Molekulare Diagnostik und Charakterisierung von intestinalen Infektionen mit dem Helminthen Strongyloides stercoralis

Abstract

Humane Infektionen mit dem Rundwurm Strongyloides stercoralis verursachen ein breites klinisches Krankheitsspektrum, das von einem asymptomatischen Verlauf bis zu einer lebensbedrohlichen Erkrankung reichen kann. Um die eingeschränkte Sensitivität der herkömmlichen mikroskopischen Techniken zu erhöhen, wurde als molekulare Detektionstechnik eine spezifische real-time Polymerase-Kettenreaktion (PCR) entwickelt, deren diagnostische Genauigkeit im Vergleich zu klassischen mikrobiologischen Methoden zum Nachweis von S. stercoralis und den morphologisch ähnlichen Hakenwürmern in dieser Arbeit untersucht wird. Darüber hinaus wurden real-time PCR Untersuchungen für mikroskopisch S. stercoralis gesicherte Proben durchgeführt und die Resultate mit dem Schweizerischen Tropeninstitut verglichen. In einem weiteren experimentellen Teil wurden Sequenzierungen durchgeführt, um eine molekulare Feincharakterisierung der Strongyloides- positiven Proben anhand von Detektion hypervariabler Regionen des 18S rRNA-Gens zu erreichen. Für diese Untersuchungen standen fixierte humane Stuhlproben, gesammelt im Rahmen verschiedener afrikanischer Forschungsprojekte, zur Verfügung. Die real-time PCR zeigte die höchste Detektionsrate (16.8%), gefolgt von den mikroskopischen Techniken. Dabei wurden 50% der S. stercoralis- Infektionen ausschließlich durch die real-time-PCR als positiv nachgewiesen. Alle Proben, die mikroskopisch positiv auf S. stercoralis getestet wurden, konnten durch die PCR bestätigt werden. Die durchgeführten Sequenzierungen des 18S rRNA-Gens von Strongyloides spp. aus insgesamt 24 PCR-positiven Proben ergaben nur in fünf Fällen eindeutig auswertbare Sequenzen, wobei sich eine 100%-ige Übereinstimmung mit publizierten Sequenzen von S. stercoralis zeigte. Die Sequenzierung waren nur bei Proben erfolgreich, welche bereits mikroskopisch positiv waren und damit eine quantitativ hohe Wurmlast aufwiesen. In dieser Arbeit ließ sich zeigen, dass die eingesetzte PCR sensitiver als mikroskopische und kulturelle Diagnostikverfahren zum Nachweis von S. stercoralis ist und eine sichere Abgrenzung von Infektionen mit morphologisch ähnlichen Helminthen erlaubt. Mittels Sequenzierung des 18S rRNA-Gens kann eine exaktere Differenzierung innerhalb der verschiedenen Strongyloides-Spezies vorgenommen werden, jedoch bedarf diese Methodik noch einer weiteren Optimierung und sollte zukünftig durch Ganzgenomsequenzierungs-Experimente ergänzt werden.
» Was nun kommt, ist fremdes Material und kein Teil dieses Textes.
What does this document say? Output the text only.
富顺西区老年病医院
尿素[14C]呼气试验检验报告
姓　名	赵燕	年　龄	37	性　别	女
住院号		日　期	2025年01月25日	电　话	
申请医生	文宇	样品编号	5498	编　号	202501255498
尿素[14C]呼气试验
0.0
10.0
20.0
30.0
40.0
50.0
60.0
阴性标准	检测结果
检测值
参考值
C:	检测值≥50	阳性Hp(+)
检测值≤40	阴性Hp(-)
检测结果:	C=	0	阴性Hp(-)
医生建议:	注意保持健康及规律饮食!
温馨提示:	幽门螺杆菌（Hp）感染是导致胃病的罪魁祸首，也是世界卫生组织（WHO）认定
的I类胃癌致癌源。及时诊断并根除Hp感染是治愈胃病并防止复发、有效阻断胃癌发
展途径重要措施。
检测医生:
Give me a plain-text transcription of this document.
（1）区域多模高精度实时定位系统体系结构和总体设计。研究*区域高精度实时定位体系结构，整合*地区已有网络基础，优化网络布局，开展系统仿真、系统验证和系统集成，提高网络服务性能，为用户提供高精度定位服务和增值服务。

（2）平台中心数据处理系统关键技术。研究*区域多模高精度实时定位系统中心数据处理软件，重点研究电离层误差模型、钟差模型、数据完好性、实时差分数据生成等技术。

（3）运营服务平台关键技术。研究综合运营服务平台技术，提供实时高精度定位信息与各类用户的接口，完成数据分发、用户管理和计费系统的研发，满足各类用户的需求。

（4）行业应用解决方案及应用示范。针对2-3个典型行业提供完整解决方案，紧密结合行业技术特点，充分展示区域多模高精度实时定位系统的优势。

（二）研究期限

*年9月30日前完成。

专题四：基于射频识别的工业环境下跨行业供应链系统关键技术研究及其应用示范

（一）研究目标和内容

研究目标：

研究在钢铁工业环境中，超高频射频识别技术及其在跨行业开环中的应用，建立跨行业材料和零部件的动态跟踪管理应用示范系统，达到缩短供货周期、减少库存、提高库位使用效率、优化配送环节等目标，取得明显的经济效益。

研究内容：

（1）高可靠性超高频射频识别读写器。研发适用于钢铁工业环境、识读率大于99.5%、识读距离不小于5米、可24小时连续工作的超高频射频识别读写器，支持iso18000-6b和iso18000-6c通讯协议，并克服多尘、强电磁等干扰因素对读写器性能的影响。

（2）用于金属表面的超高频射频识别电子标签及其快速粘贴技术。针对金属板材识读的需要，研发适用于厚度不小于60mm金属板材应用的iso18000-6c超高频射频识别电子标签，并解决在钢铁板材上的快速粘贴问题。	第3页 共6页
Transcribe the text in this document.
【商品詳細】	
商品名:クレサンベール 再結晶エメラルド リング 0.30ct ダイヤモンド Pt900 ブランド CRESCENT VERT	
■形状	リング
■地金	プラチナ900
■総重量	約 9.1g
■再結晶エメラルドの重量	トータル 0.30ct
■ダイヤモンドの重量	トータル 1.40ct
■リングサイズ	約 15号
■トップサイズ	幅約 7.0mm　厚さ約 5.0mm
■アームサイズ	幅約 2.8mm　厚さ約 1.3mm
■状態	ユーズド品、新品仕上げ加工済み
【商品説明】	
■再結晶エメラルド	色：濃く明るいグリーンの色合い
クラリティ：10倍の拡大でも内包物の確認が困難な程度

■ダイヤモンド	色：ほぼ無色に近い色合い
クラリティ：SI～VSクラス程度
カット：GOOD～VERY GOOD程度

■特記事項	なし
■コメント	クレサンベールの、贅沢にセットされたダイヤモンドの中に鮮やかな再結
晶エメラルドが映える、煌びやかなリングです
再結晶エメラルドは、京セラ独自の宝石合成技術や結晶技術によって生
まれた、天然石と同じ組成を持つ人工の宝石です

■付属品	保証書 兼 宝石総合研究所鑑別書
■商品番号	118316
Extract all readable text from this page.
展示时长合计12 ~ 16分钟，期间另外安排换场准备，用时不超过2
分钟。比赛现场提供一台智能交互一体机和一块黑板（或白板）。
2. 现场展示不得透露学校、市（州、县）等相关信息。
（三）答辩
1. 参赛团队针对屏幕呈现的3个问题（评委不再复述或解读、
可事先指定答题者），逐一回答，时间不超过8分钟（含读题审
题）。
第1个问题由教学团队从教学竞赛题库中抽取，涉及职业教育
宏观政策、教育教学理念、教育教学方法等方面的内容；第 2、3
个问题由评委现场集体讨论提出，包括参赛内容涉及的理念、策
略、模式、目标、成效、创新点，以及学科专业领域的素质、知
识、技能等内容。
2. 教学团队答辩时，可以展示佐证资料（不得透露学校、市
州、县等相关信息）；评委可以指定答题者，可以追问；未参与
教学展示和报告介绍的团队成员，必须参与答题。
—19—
Human infections with the helminth species Strongyloides stercoralis encompass a wide clinical spectrum, ranging from asymptomatic carriage to life-threatening disease. To increase the sensitivity of conventional microscopy new molecular tools, for example the real-time polymerase-chain- reaction has been developed. We compared the diagnostic accuracy of those real-time PCR with microscopy tools for the detection of S. stercoralis and the morphologically similar nematode hookworm. Furthermore, we investigated the inter- laboratory concordance of S. stercoralis-specific real-time PCR in already microscopically tested positive samples in our and a foreign laboratory. In another experimental part of our work we implemented sequencing for more detailed molecular characterization of S. stercoralis stains, which was based on the detection of hypervariable regions of the 18S- rRNA. For the investigation we needed human stool specimens which were collected during various african research projects in the last years. The real-time PCR resulted in higher detection rates (16.8%) as compared to the microscopic techniques. 50% of the S. stercoralis- infections were exclusively detected by the real-time PCR. All samples with positive microscopy were also positive by real-time PCR. The sequencing of the 18S rRNA of 24 samples yielded only 5 clearly evaluable sequences showing 100% agreement with published sequences of S. stercoralis. The sequencing was only successful in samples that were already microscopically positive and thus had a quantitatively high worm load. In this work it could be shown that the used real time PCR is more sensitive than microscopic and cultural diagnostic methods for the detection of S. stercoralis and allows clear discrimination to helminths with similar morphologically. By sequencing the 18S rRNA gene subtyping of different Strongyloides species can be made, but this method needs further optimization and should be complemented in the future by whole genome sequencing experiments.